Need help to understand these ARM instructions

Question

I was looking at the assembler output of my code and need help with below instructions.

    0x00000fe8:    e28fc000    ....    ADR      r12,{pc}+8 ; 0xff0

    0x00000fec:    e28cca08    ....    ADD      r12,r12,#8, 20 ; #0x8000

From my understanding the 1st instruction causes r12 to be loaded with {pc value} + 8 that is
"{Address of current instruction in execution (0xfe8) plus 2 instructions ahead (8)} + 8"

so is r12 after 1st instruction execution loaded with 0xff8 (0xfe8+8+8)

Also regarding the 2nd instruction -
How to calculate the value being added and stored to r12? (the comment says its 0x8000, though i am not able to understand how it got this)

Answer 1

The first instruction (really a pseudo-instruction) loads a PC-relative address into R12. Since the instruction is at address 0xFE8, the expression {pc}+8 evaluates to 0xFF0. So the result of the first instruction is to load the value 0xFF0 into R12. The comment actually indicates this.

(Note that ADR isn't a real ARM instruction, the assembler replaces it with an instruction such as ADD. Also note that this expression's value is calculated at assembly time. During program execution, the PC points ahead of the current instruction, due to the processor's pipeline. How much ahead depends on the architecture (e.g. ARM7, etc.) and the operating mode (Thumb/ARM). ) I'm risking giving "too much information" here about ADR & PC-relative expressions/addressing, but it's easy to get bitten if you don't understand what's going on behind the scenes.)

The second instruction (actually reading from right to left) effectively says "take the constant 0x8, rotate it right by 20 bits (which is the same as a left shift by 12 bits, 32-20 = 12), ADD it to R12 (which currently holds 0xFF0), and store it in R12." 0x8 << 12 = 0x8000, so the 2nd instruction results in R12 holding 0x8000 + 0xFF0 = 0x8FF0.
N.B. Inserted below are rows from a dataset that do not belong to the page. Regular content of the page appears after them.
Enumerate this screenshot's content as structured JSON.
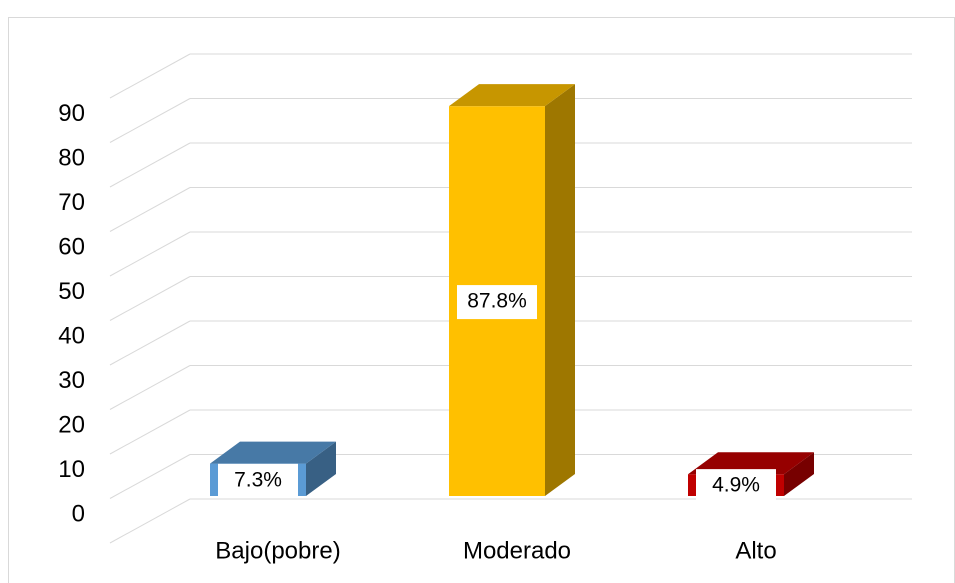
{
  "chart_data": {
    "type": "bar3d",
    "categories": [
      "Bajo(pobre)",
      "Moderado",
      "Alto"
    ],
    "values": [
      7.3,
      87.8,
      4.9
    ],
    "value_labels": [
      "7.3%",
      "87.8%",
      "4.9%"
    ],
    "colors": [
      "#5b9bd5",
      "#ffc000",
      "#c00000"
    ],
    "ylim": [
      0,
      100
    ],
    "yticks": [
      0,
      10,
      20,
      30,
      40,
      50,
      60,
      70,
      80,
      90
    ],
    "grid": true
  }
}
Note: In your explanation, when you said "2 instructions ahead", don't fall into that habit, think of it as 8 bytes, not 2 instructions. The instruction says add 8 bytes, it doesn't say anything about instructions. Instructions aren't necessarily 4 bytes long (for example, in Thumb, they are 2 bytes; in Thumb2, they are 2 bytes or 4 bytes, depending on the instruction).

Answer 2

I respectfully disagree with Dan, it IS two instructions ahead, that is how the pipeline works. The size of the instruction is either 2 bytes for thumb or 4 bytes for arm, so two instructions ahead does result in either 4 or 8 bytes. It is not an arbitrary X bytes ahead, it is two instruction fetches ahead.

Most folks will just use labels and never have to know how this works. For exception handlers IF you use thumb mode you will have to deal with it and not all versions of the ARM ARM are clear on this, some versions simply say that the return register holds address+8 when they mean address+two instructions (which means 4 or 8 depending on the mode which is indicated by the lsbit of the address), over time the ARM ARM improves but older ones have lots of bugs. Most folks wont ever need to know or worry about this two instruction ahead thing.

The main answer to your questions lies in the ARM ARM (the ARM Architectural Reference Manual), in the instruction encoding. In order to have fixed length instructions, meaning all ARM mode instructions are 32 bits, immediate values have to be quite limited. So for many instructions like the add you can only have say 8 "significant bits" and a few bits for shifting. So the number 0x1001 wouldnt work, in binary this value is 0b0001000000000001. The first and last non-zero bits (significant bits) require 13 bits of storage. but the 0x8000 in your example has only 1 significant bit so that can easily be stored and shifted in a number of ways in the instruction. For instruction sets that have variable length instructions, x86 for example, you can have complete immediates, you can load or add the value 0x12345678 because that 0x12345678 is not encoded in the main opcode itself it follows the opcode in memory and can be of varying sizes to meet the needs of the instruction set. There are pros and cons to fixed and variable length that is beyond this discussion. The point being though the ARM ARM not only includes bit field definitions but each instruction has pseudo code explaining how the different bit fields are used, including things like the pc being two fetches ahead of the currently executing instruction.

The pc relative addressing is not something you normally deal with the limited immediates you will deal with all the time, it is good to know which instructions have what immediate lengths. It gets more difficult with thumb mode than arm mode to remember which operations allow what sized immediates.